Talbot House is not, as it might appear to be, an 18th-century house as stated in the Department of the Environment’s list. Nor is it entirely brick fronted. The building is timber-framed and the front originally jettied. The jetty has been underbuilt with red brick. As so often in such cases, the upper storey was hung with mathematical tiles, red in colour to match the brickwork below and to complete the illusion of an 18th-century house.
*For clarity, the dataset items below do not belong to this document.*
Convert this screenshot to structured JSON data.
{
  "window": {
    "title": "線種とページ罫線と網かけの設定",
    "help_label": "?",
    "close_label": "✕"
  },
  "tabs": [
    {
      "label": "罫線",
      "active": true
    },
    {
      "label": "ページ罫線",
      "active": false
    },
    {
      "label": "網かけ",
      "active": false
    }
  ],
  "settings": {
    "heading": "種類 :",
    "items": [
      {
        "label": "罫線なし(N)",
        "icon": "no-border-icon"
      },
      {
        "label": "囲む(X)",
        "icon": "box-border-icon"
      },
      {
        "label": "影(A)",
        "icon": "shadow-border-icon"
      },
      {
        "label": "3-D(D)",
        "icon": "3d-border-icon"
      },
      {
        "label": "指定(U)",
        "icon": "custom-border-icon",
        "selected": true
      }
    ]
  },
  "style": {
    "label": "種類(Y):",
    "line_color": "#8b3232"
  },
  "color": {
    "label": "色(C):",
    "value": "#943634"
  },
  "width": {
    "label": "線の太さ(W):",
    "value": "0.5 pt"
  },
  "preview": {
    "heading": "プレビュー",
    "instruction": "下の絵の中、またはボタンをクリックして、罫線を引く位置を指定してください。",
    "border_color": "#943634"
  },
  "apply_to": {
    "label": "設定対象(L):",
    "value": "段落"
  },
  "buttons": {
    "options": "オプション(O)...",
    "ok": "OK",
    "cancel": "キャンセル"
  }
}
The roof is tiled and half-hipped and the roof-space converted into attics, lighted by two hipped dormer windows.
Inside the house there are heavy curved braces to the walls.
Below, there is a surprisingly dry cellar.
The name ‘Talbot’ is from a Victorian tradesman.
Briscall W., 1987, Discovering Ashford’s Old Buildings, Ashford, LRB Historical Publications
Date first listed: 24-Sep-1951
- 5344 THE CHURCHYARD (West Side) No 13 (Talbot House) TR 0042 NE 2/46 24.9.51. II GV
- C18. 2 storeys and attics red brick. Half-hipped tiled roof with 2 hipped dormers and wooden modillion eaves cornice. 2 sashes with verticals only. Doorcase with pilasters, pediment and 6-panel door, the top 2 panels cut away and glazed.
All the items in the Churchyard form a group, together with Nos 51 to 61 (odd) 61A, 63 to 67 (odd). 67A, 69 to 71 (odd). 75 and the rear part of No 75 High Street.